Winemaker set for hands-on vintage

By   2011-3-25 11:48:41

                      OTT HAMMOND/Marlborough Express

WINEGROWING: Ara Wines chief winemaker Jeff Clarke checks some pinot noir grapes, the first fruit of Ara's harvest, which has been hand picked by Berry Ramel of Ambrym, Vanuatu.

Ara Wines' new chief winemaker is used to spending vintages on the move, but this time it will be on the road rather than in the air.

Jeff Clarke joined the Todd Corporation-owned wine company two weeks before vintage, with just enough time to get his bearings and prepare to jump into this year's crush.

Mr Clarke left Brancott, formerly known as Montana, where he had been for 17 years. As national chief winemaker he spent a bit of time jetting around the country to Montana wineries during vintages.

He was looking forward to getting more juice on his hands, rather than having to deal with the strategic, managerial decisions of a nationwide brand.

He will be splitting his time between overseeing the crush at Riverlands contract winery Indevin and sampling and planning at the State Highway 63 vineyard near the Waihopai River.

You would struggle to find a Marlborough-based vineyard and contract winery further away from each other, and Mr Clarke will be doing a few of the one-hour round trips before harvest wraps up. The vineyard is situated at what was Bankhouse Station in the Wairau Valley.

He followed the first Ara grapes of the season into the winery on Tuesday afternoon and was back for planning and sampling at the vineyard afterward.
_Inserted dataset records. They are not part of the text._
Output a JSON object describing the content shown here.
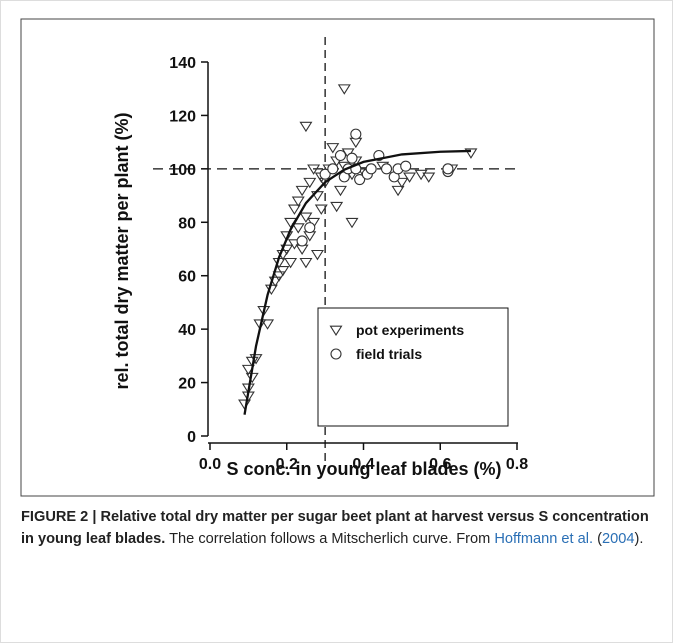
{
  "chart_data": {
    "type": "scatter",
    "xlabel": "S conc. in young leaf blades (%)",
    "ylabel": "rel. total dry matter per plant (%)",
    "xlim": [
      0,
      0.8
    ],
    "ylim": [
      0,
      140
    ],
    "xticks": [
      {
        "value": 0,
        "label": "0.0"
      },
      0.2,
      0.4,
      0.6,
      {
        "value": 0.8,
        "label": "0.8"
      }
    ],
    "yticks": [
      0,
      20,
      40,
      60,
      80,
      100,
      120,
      140
    ],
    "series": [
      {
        "name": "pot experiments",
        "marker": "triangle",
        "color": "#333333",
        "x": [
          0.09,
          0.1,
          0.1,
          0.11,
          0.1,
          0.11,
          0.12,
          0.13,
          0.14,
          0.15,
          0.16,
          0.17,
          0.18,
          0.18,
          0.19,
          0.19,
          0.2,
          0.2,
          0.21,
          0.21,
          0.22,
          0.22,
          0.23,
          0.23,
          0.24,
          0.24,
          0.25,
          0.25,
          0.25,
          0.26,
          0.26,
          0.27,
          0.27,
          0.28,
          0.28,
          0.29,
          0.29,
          0.3,
          0.31,
          0.32,
          0.33,
          0.33,
          0.34,
          0.35,
          0.35,
          0.36,
          0.37,
          0.37,
          0.38,
          0.38,
          0.4,
          0.45,
          0.49,
          0.5,
          0.52,
          0.55,
          0.57,
          0.63,
          0.68
        ],
        "values": [
          12,
          15,
          18,
          22,
          25,
          28,
          29,
          42,
          47,
          42,
          55,
          58,
          60,
          65,
          62,
          68,
          70,
          75,
          65,
          80,
          72,
          85,
          78,
          88,
          70,
          92,
          65,
          82,
          116,
          75,
          95,
          80,
          100,
          68,
          90,
          97,
          85,
          95,
          100,
          108,
          103,
          86,
          92,
          130,
          101,
          106,
          80,
          98,
          110,
          103,
          99,
          101,
          92,
          95,
          97,
          98,
          97,
          100,
          106
        ]
      },
      {
        "name": "field trials",
        "marker": "circle",
        "color": "#333333",
        "x": [
          0.24,
          0.26,
          0.3,
          0.32,
          0.34,
          0.35,
          0.36,
          0.37,
          0.38,
          0.38,
          0.39,
          0.41,
          0.42,
          0.44,
          0.46,
          0.48,
          0.49,
          0.51,
          0.62,
          0.62
        ],
        "values": [
          73,
          78,
          98,
          100,
          105,
          97,
          100,
          104,
          113,
          100,
          96,
          98,
          100,
          105,
          100,
          97,
          100,
          101,
          99,
          100
        ]
      }
    ],
    "fit": {
      "x": [
        0.09,
        0.12,
        0.15,
        0.18,
        0.21,
        0.25,
        0.3,
        0.35,
        0.4,
        0.5,
        0.6,
        0.68
      ],
      "values": [
        8.0,
        33.7,
        52.8,
        66.9,
        77.3,
        87.2,
        95.0,
        99.7,
        102.6,
        105.4,
        106.4,
        106.7
      ]
    },
    "reference_lines": {
      "x": 0.3,
      "y": 100
    },
    "legend": "lower right"
  },
  "caption": {
    "bold": "FIGURE 2 | Relative total dry matter per sugar beet plant at harvest versus S concentration in young leaf blades.",
    "text": " The correlation follows a Mitscherlich curve. From ",
    "author": "Hoffmann et al.",
    "open": " (",
    "year": "2004",
    "close": ")."
  }
}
The Australian-born winemaker has more than 30 years of experience in wine. However, he has a new challenge in making wine at a contract winery. "Every other place that I've worked in had a central winery, so that's certainly a new experience for me. It's a case of needing to be mindful of what our booking slot is rather than having the freedom of just being able to change the plan at any point subject to grapes and weather."
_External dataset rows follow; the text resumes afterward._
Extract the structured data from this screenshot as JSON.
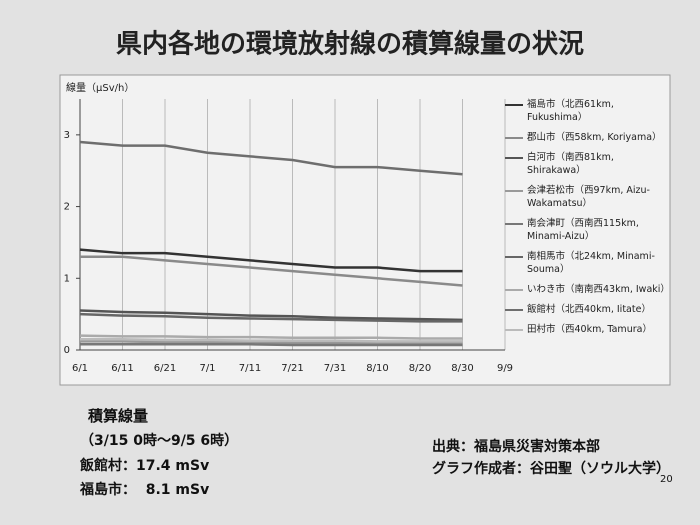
{
  "chart_data": {
    "type": "line",
    "title": "県内各地の環境放射線の積算線量の状況",
    "y_label": "線量（μSv/h）",
    "categories": [
      "6/1",
      "6/11",
      "6/21",
      "7/1",
      "7/11",
      "7/21",
      "7/31",
      "8/10",
      "8/20",
      "8/30",
      "9/9"
    ],
    "ylim": [
      0,
      3.5
    ],
    "yticks": [
      0,
      1,
      2,
      3
    ],
    "grid": true,
    "legend": "right",
    "series": [
      {
        "name": "福島市（北西61km, Fukushima）",
        "color": "#333333",
        "values": [
          1.4,
          1.35,
          1.35,
          1.3,
          1.25,
          1.2,
          1.15,
          1.15,
          1.1,
          1.1,
          null
        ]
      },
      {
        "name": "郡山市（西58km, Koriyama）",
        "color": "#8a8a8a",
        "values": [
          1.3,
          1.3,
          1.25,
          1.2,
          1.15,
          1.1,
          1.05,
          1.0,
          0.95,
          0.9,
          null
        ]
      },
      {
        "name": "白河市（南西81km, Shirakawa）",
        "color": "#555555",
        "values": [
          0.55,
          0.53,
          0.52,
          0.5,
          0.48,
          0.47,
          0.45,
          0.44,
          0.43,
          0.42,
          null
        ]
      },
      {
        "name": "会津若松市（西97km, Aizu-Wakamatsu）",
        "color": "#999999",
        "values": [
          0.12,
          0.12,
          0.11,
          0.11,
          0.11,
          0.1,
          0.1,
          0.1,
          0.1,
          0.1,
          null
        ]
      },
      {
        "name": "南会津町（西南西115km, Minami-Aizu）",
        "color": "#777777",
        "values": [
          0.08,
          0.08,
          0.08,
          0.08,
          0.08,
          0.07,
          0.07,
          0.07,
          0.07,
          0.07,
          null
        ]
      },
      {
        "name": "南相馬市（北24km, Minami-Souma）",
        "color": "#666666",
        "values": [
          0.5,
          0.48,
          0.47,
          0.45,
          0.44,
          0.43,
          0.42,
          0.41,
          0.4,
          0.4,
          null
        ]
      },
      {
        "name": "いわき市（南南西43km, Iwaki）",
        "color": "#aaaaaa",
        "values": [
          0.2,
          0.19,
          0.19,
          0.18,
          0.18,
          0.17,
          0.17,
          0.17,
          0.16,
          0.16,
          null
        ]
      },
      {
        "name": "飯館村（北西40km, Iitate）",
        "color": "#6e6e6e",
        "values": [
          2.9,
          2.85,
          2.85,
          2.75,
          2.7,
          2.65,
          2.55,
          2.55,
          2.5,
          2.45,
          null
        ]
      },
      {
        "name": "田村市（西40km, Tamura）",
        "color": "#bbbbbb",
        "values": [
          0.15,
          0.15,
          0.14,
          0.14,
          0.13,
          0.13,
          0.13,
          0.12,
          0.12,
          0.12,
          null
        ]
      }
    ]
  },
  "notes": {
    "heading": "積算線量",
    "period": "（3/15 0時～9/5 6時）",
    "iitate": "飯館村：17.4 mSv",
    "fukushima": "福島市：  8.1 mSv",
    "source": "出典：福島県災害対策本部",
    "author": "グラフ作成者：谷田聖（ソウル大学）",
    "page": "20"
  }
}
However, he was pretty relaxed about his first vintage in charge of Ara's wine.

"Here in Marlborough we do have quite stable weather through harvest year in, year out, and don't have situations where you have continuous poor weather."

He was excited about working with Ara fruit, which came from vines established in an odd way for Marlborough, but an old European way which accentuates the terroir.
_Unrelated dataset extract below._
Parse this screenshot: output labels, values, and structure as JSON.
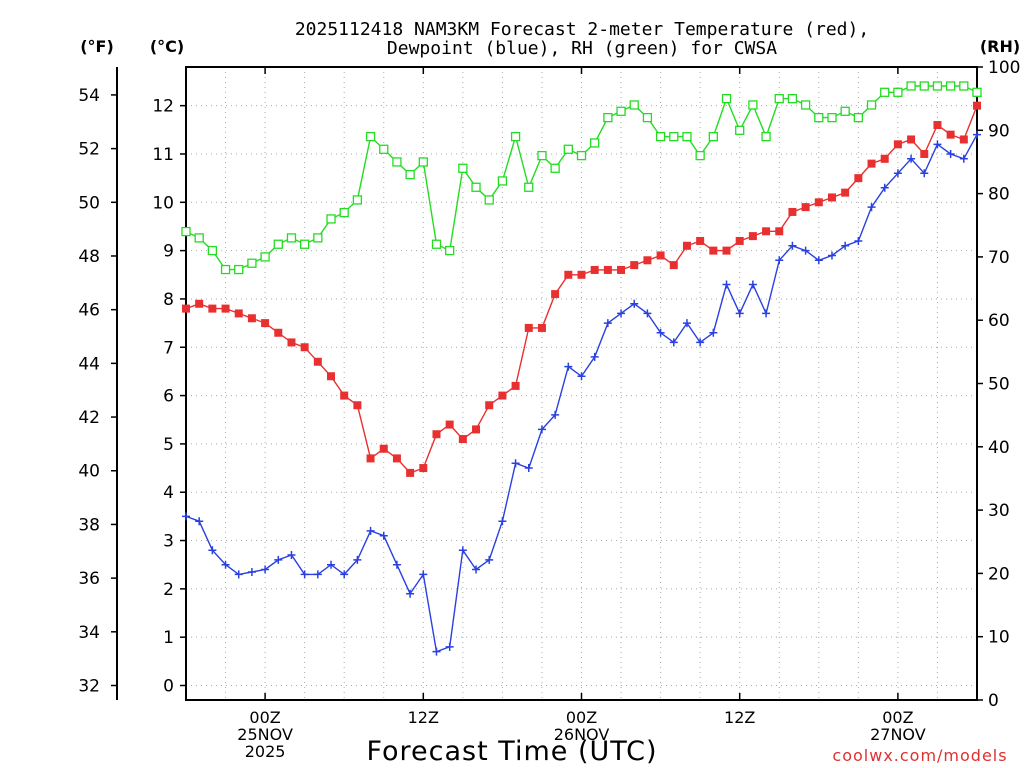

Planted in narrow rows, the vines are not given an easy ride with drip-fed water, and instead are given limited water from an overhead system which encourages the roots to dig as deep as they can to get more nutrients from the soil, he said.

This gives the fruit a flavour infused with where it was grown, he said. "It's very exciting and certainly the fruit is looking really intense this year. So if the weather doesn't come along to spoil it and I – and the rest of my team – don't spoil it, we should have a great vintage," he said. "The winemaker is only the custodian of the grapes – and that's particularly the case with sauvignon blanc."